Abstract 1436
Background
The addition of the monoclonal antibody bevacizumab to chemotherapy has shown survival benefits in pts with mCRC. Another potential strategy is to combine chemotherapy with immunotherapies to enhance antitumor effect of the immune system. In vivo studies have shown an increase in anti-tumor activity when combining FTD/TPI with oxaliplatin or bevacizumab; and an increase in tumor immunogenicity after treatment with FTD/TPI and oxaliplatin, leading to a better tumor response to anti-PD-1 exposure.
Methods
Further to the dose-escalation part (24 pts), the recommended dose (RD) was defined as FTD/TPI 35 mg/m² bid, days 1–5 q14, together with oxaliplatin 85 mg/m² (day 1). Safety data were collected during expansion part from 12 evaluable pts treated with the doublet at the RD with either nivolumab 3 mg/kg (n = 6) or bevacizumab 5 mg/kg (n = 6) administered at day 1. Pts were monitored for safety for the first 2 months of treatment before allowing further enrollment. Eligibility criteria included measurable disease, performance status (PS) 0-1, normal organ function, and progression after >1 prior anti-tumor therapy (excluding oxaliplatin).
Results
Baseline characteristics were median age of 67 years (range 52 to 75 years); PS 0/1 (3/9 pts), male/female (8/4 pts); and colon/rectum (5/7 pts). Drugrelated adverse events (AEs) reported in ≥ 2 pts were neutropenia, diarrhoea, asthenia, and nausea; mainly (93%) grade 1-2. The most common grade 3 or 4 drugrelated event was neutropenia. Grade 1 neurotoxicity attributed to oxaliplatin was observed in 2 pts. No immune-related AE due to nivolumab were reported. Best overall response included 2 partial responses after 2 months of treatment (1 pt in bevacizumab cohort, 1 MSI-H pt in nivolumab cohort). Pharmacokinetics parameters for FTD/TPI were aligned with historical data.
Conclusions
The safety data showed that the two triplets were well tolerated. Expansion enrollment is continuing in both cohorts to confirm preliminary evidence of activity in a larger number of patients.

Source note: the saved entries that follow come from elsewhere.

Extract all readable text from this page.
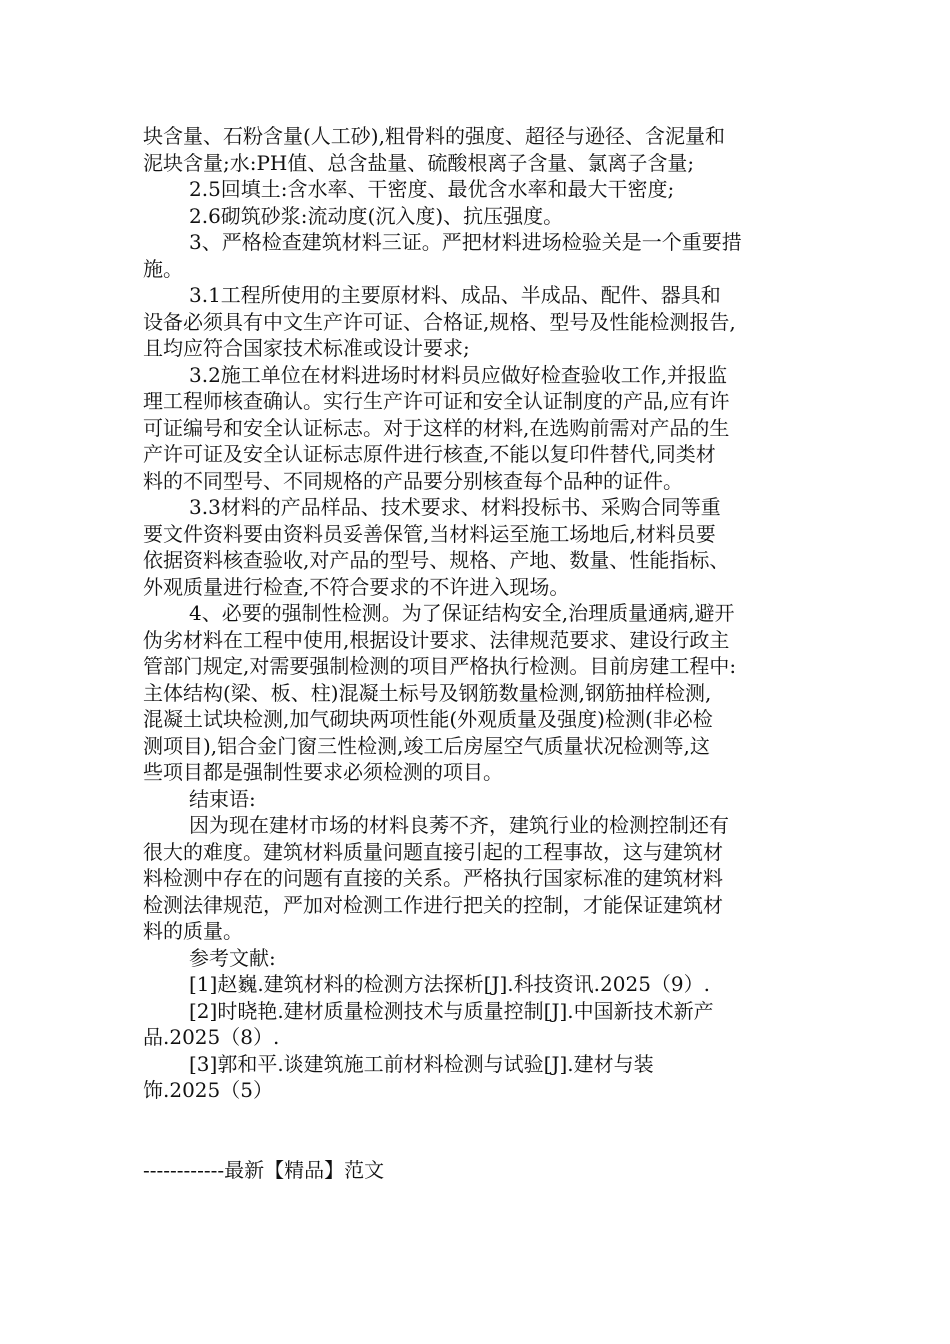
块含量、石粉含量(人工砂),粗骨料的强度、超径与逊径、含泥量和
泥块含量;水:PH值、总含盐量、硫酸根离子含量、氯离子含量;
2.5回填土:含水率、干密度、最优含水率和最大干密度;
2.6砌筑砂浆:流动度(沉入度)、抗压强度。
3、严格检查建筑材料三证。严把材料进场检验关是一个重要措
施。
3.1工程所使用的主要原材料、成品、半成品、配件、器具和
设备必须具有中文生产许可证、合格证,规格、型号及性能检测报告,
且均应符合国家技术标准或设计要求;
3.2施工单位在材料进场时材料员应做好检查验收工作,并报监
理工程师核查确认。实行生产许可证和安全认证制度的产品,应有许
可证编号和安全认证标志。对于这样的材料,在选购前需对产品的生
产许可证及安全认证标志原件进行核查,不能以复印件替代,同类材
料的不同型号、不同规格的产品要分别核查每个品种的证件。
3.3材料的产品样品、技术要求、材料投标书、采购合同等重
要文件资料要由资料员妥善保管,当材料运至施工场地后,材料员要
依据资料核查验收,对产品的型号、规格、产地、数量、性能指标、
外观质量进行检查,不符合要求的不许进入现场。
4、必要的强制性检测。为了保证结构安全,治理质量通病,避开
伪劣材料在工程中使用,根据设计要求、法律规范要求、建设行政主
管部门规定,对需要强制检测的项目严格执行检测。目前房建工程中:
主体结构(梁、板、柱)混凝土标号及钢筋数量检测,钢筋抽样检测,
混凝土试块检测,加气砌块两项性能(外观质量及强度)检测(非必检
测项目),铝合金门窗三性检测,竣工后房屋空气质量状况检测等,这
些项目都是强制性要求必须检测的项目。
结束语:
因为现在建材市场的材料良莠不齐，建筑行业的检测控制还有
很大的难度。建筑材料质量问题直接引起的工程事故，这与建筑材
料检测中存在的问题有直接的关系。严格执行国家标准的建筑材料
检测法律规范，严加对检测工作进行把关的控制，才能保证建筑材
料的质量。
参考文献:
[1]赵巍.建筑材料的检测方法探析[J].科技资讯.2025（9）.
[2]时晓艳.建材质量检测技术与质量控制[J].中国新技术新产
品.2025（8）.
[3]郭和平.谈建筑施工前材料检测与试验[J].建材与装
饰.2025（5）
------------最新【精品】范文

Clinical trial identification
NCT02848443.
Legal entity responsible for the study
Institut de Recherches Internationales Servier (I.R.I.S.).
Funding
Institut de Recherches Internationales Servier (I.R.I.S.).
Editorial Acknowledgement
Disclosure
A. Hollebecque: Lilly, Amgen; Travel expenses: Servier, Amgen. G. Prager: Advisory boards, Speakers fee: Servier, Roche, BMS, Taiho. T. Andre: Consulting, advisory fees, travel expenses: Roche/Genentech, Amgen, Bristol-Myers Squibb, Honoraria: Roche/Genentech, Sanofi, Baxter, Bayer, Bristol-Myers Squibb, Amgen, MSD Oncology, Servier, XBiotech, Novartis. R. Bordonaro: Honoraria, consulting or advisory role: Proacta, Sanofi; Speakers' bureau: Novartis, Roche, Sanofi; Travel, accommodations, expenses: Novartis, Roche, Bayer, Astellas. A. Stein: Consulting or advisory role: Amgen, Bristol-Myers Squibb, Merck KGaA, Roche; Speakers' bureau: Amgen, Bayer, Celgene, Lilly, Merck KGaA, Roche, Sanofi; Servier research funding: Merck KGaA (Inst), Roche (Inst), Sanofi (Inst); Travel, accommodations, expenses: Roche. G. Tortora: Consulting or advisory role: Celgene; Merck Serono; Travel, accommodations, expenses: Merck Serono; Roche. C. Leger, N. Amellal: Employee: Servier. J. Tabernero: Advisory boards: Bayer, Boehringer Ingelheim, Genentech/Roche, Lilly, MSD, Merck Serono, Merrimack, Novartis, Peptomyc, Roche, Sanofi, Symphogen, Taiho. All other authors have declared no conflicts of interest.